Ferris noted that the Davenport Diocese also provides referrals for a variety of services diocesan residents may need from satellite offices of Catholic Charities in the Archdiocese of Dubuque and Diocese of Des Moines. Referrals do not address all needs within the 22-county Davenport Diocese. “But they do speak to our need to be creative and work collaboratively with other agencies in these difficult economic times.”

• In the area of parish health/parish nurse services, nurses employed by parishes within the Davenport Diocese met once, along with their parish priests. Goals for the upcoming year include quarterly meetings, peer support and presentation of topics of interest to supplement information nurses receive via professional development. “The parish nurses already in place can be of great assistance to Catholic Charities in identifying the needs and information important to share within the diocese,” Ferris said. Cathy Thennes, parish nurse at Our Lady of Lourdes Parish in Bettendorf, said she likes the idea of ongoing education for the parish nurses. “When we first started it was focusing on the nursing and medical side. Now we’re focusing on the spiritual side. We are always looking for resources.”

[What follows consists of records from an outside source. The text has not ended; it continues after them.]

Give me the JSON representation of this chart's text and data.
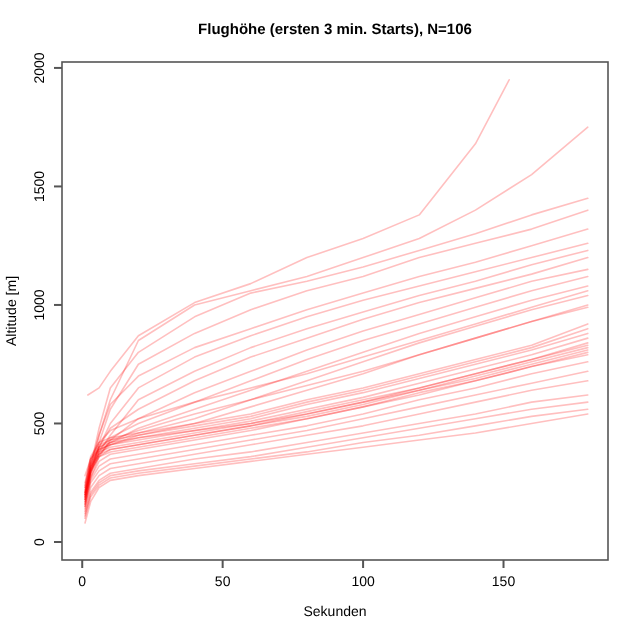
{
  "chart_data": {
    "type": "line",
    "title": "Flughöhe (ersten 3 min. Starts), N=106",
    "xlabel": "Sekunden",
    "ylabel": "Altitude [m]",
    "xlim": [
      -7.2,
      187.2
    ],
    "ylim": [
      -76,
      2025
    ],
    "xticks": [
      0,
      50,
      100,
      150
    ],
    "yticks": [
      0,
      500,
      1000,
      1500,
      2000
    ],
    "grid": false,
    "marker": "none",
    "line_style": "solid",
    "x": [
      1,
      3,
      6,
      10,
      20,
      40,
      60,
      80,
      100,
      120,
      140,
      160,
      180
    ],
    "series": [
      {
        "color": "#ff0000",
        "x": [
          2,
          6,
          10,
          20,
          40,
          60,
          80,
          100,
          120,
          140,
          152
        ],
        "values": [
          620,
          650,
          720,
          870,
          1010,
          1090,
          1200,
          1280,
          1380,
          1680,
          1950
        ]
      },
      {
        "color": "#ff0000",
        "values": [
          150,
          300,
          450,
          600,
          850,
          1000,
          1060,
          1120,
          1200,
          1280,
          1400,
          1550,
          1750
        ]
      },
      {
        "color": "#ff0000",
        "values": [
          200,
          320,
          480,
          650,
          800,
          950,
          1050,
          1100,
          1160,
          1230,
          1300,
          1380,
          1450
        ]
      },
      {
        "color": "#ff0000",
        "values": [
          180,
          280,
          420,
          560,
          750,
          880,
          980,
          1060,
          1120,
          1200,
          1260,
          1320,
          1400
        ]
      },
      {
        "color": "#ff0000",
        "values": [
          220,
          330,
          450,
          580,
          700,
          820,
          900,
          980,
          1050,
          1120,
          1180,
          1250,
          1320
        ]
      },
      {
        "color": "#ff0000",
        "values": [
          200,
          300,
          400,
          500,
          650,
          780,
          870,
          950,
          1020,
          1080,
          1140,
          1200,
          1260
        ]
      },
      {
        "color": "#ff0000",
        "values": [
          170,
          290,
          380,
          450,
          600,
          720,
          820,
          900,
          970,
          1040,
          1100,
          1170,
          1230
        ]
      },
      {
        "color": "#ff0000",
        "values": [
          190,
          310,
          400,
          480,
          560,
          680,
          780,
          860,
          940,
          1010,
          1070,
          1130,
          1200
        ]
      },
      {
        "color": "#ff0000",
        "values": [
          160,
          270,
          360,
          430,
          520,
          630,
          720,
          810,
          890,
          960,
          1030,
          1100,
          1150
        ]
      },
      {
        "color": "#ff0000",
        "values": [
          210,
          320,
          390,
          440,
          500,
          590,
          680,
          770,
          850,
          920,
          990,
          1060,
          1120
        ]
      },
      {
        "color": "#ff0000",
        "values": [
          180,
          300,
          370,
          420,
          480,
          560,
          640,
          720,
          800,
          880,
          950,
          1020,
          1080
        ]
      },
      {
        "color": "#ff0000",
        "values": [
          200,
          310,
          380,
          420,
          460,
          520,
          600,
          680,
          760,
          840,
          910,
          980,
          1040
        ]
      },
      {
        "color": "#ff0000",
        "values": [
          190,
          300,
          370,
          410,
          450,
          500,
          570,
          640,
          710,
          790,
          860,
          930,
          1000
        ]
      },
      {
        "color": "#ff0000",
        "values": [
          230,
          340,
          400,
          420,
          440,
          480,
          520,
          580,
          630,
          690,
          750,
          810,
          880
        ]
      },
      {
        "color": "#ff0000",
        "values": [
          210,
          330,
          390,
          410,
          430,
          470,
          510,
          560,
          610,
          670,
          730,
          790,
          860
        ]
      },
      {
        "color": "#ff0000",
        "values": [
          180,
          310,
          380,
          400,
          420,
          460,
          500,
          550,
          600,
          650,
          710,
          770,
          840
        ]
      },
      {
        "color": "#ff0000",
        "values": [
          250,
          350,
          410,
          430,
          450,
          490,
          530,
          590,
          640,
          700,
          760,
          820,
          900
        ]
      },
      {
        "color": "#ff0000",
        "values": [
          170,
          290,
          360,
          390,
          410,
          450,
          490,
          540,
          590,
          640,
          700,
          760,
          820
        ]
      },
      {
        "color": "#ff0000",
        "values": [
          200,
          320,
          370,
          390,
          410,
          450,
          490,
          530,
          580,
          640,
          690,
          750,
          810
        ]
      },
      {
        "color": "#ff0000",
        "values": [
          280,
          350,
          390,
          410,
          440,
          470,
          500,
          540,
          590,
          650,
          710,
          770,
          830
        ]
      },
      {
        "color": "#ff0000",
        "values": [
          160,
          270,
          340,
          370,
          390,
          430,
          470,
          520,
          570,
          620,
          680,
          740,
          800
        ]
      },
      {
        "color": "#ff0000",
        "values": [
          190,
          300,
          360,
          380,
          400,
          440,
          480,
          520,
          570,
          630,
          680,
          740,
          790
        ]
      },
      {
        "color": "#ff0000",
        "values": [
          150,
          260,
          320,
          350,
          370,
          410,
          450,
          490,
          540,
          600,
          650,
          710,
          760
        ]
      },
      {
        "color": "#ff0000",
        "values": [
          240,
          360,
          420,
          440,
          460,
          500,
          540,
          600,
          650,
          710,
          770,
          830,
          920
        ]
      },
      {
        "color": "#ff0000",
        "values": [
          140,
          250,
          300,
          330,
          350,
          390,
          430,
          470,
          520,
          570,
          620,
          670,
          720
        ]
      },
      {
        "color": "#ff0000",
        "values": [
          130,
          230,
          280,
          310,
          330,
          370,
          410,
          450,
          490,
          540,
          590,
          640,
          680
        ]
      },
      {
        "color": "#ff0000",
        "values": [
          120,
          210,
          260,
          290,
          310,
          350,
          380,
          420,
          460,
          500,
          540,
          590,
          620
        ]
      },
      {
        "color": "#ff0000",
        "values": [
          110,
          200,
          250,
          280,
          300,
          330,
          360,
          400,
          440,
          480,
          520,
          560,
          590
        ]
      },
      {
        "color": "#ff0000",
        "values": [
          100,
          190,
          240,
          270,
          290,
          320,
          350,
          380,
          420,
          450,
          490,
          530,
          560
        ]
      },
      {
        "color": "#ff0000",
        "values": [
          80,
          170,
          230,
          260,
          280,
          310,
          340,
          370,
          400,
          430,
          460,
          500,
          540
        ]
      },
      {
        "color": "#ff0000",
        "values": [
          210,
          330,
          400,
          430,
          470,
          540,
          600,
          660,
          720,
          790,
          860,
          930,
          990
        ]
      },
      {
        "color": "#ff0000",
        "values": [
          230,
          350,
          420,
          470,
          520,
          590,
          650,
          710,
          780,
          850,
          920,
          990,
          1060
        ]
      }
    ]
  }
}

• Jail/prison ministry is an area that Catholic Charities is learning about from dedicated lay people and clergy involved in that ministry. In at least six locations across the diocese, Bible studies or Communion visits occur for the benefit of inmates in jails and prisons. Six lunch meetings were held within the past year to support those involved in jail/prison ministry. Along with updates, clergy and lay learned from guest speakers about many facets of that ministry.

The reintroduction of Catholic Charities “was done very simply and modestly,” Ferris said. It does not have a separate corporate structure, board of directors, by-laws or additional staffing.

“There is indeed a need for a uniquely Catholic service presence in the Diocese of Davenport. Those needs can be met with the services in place and the thoughtful expansion in other areas where no other comparable service is being offered.”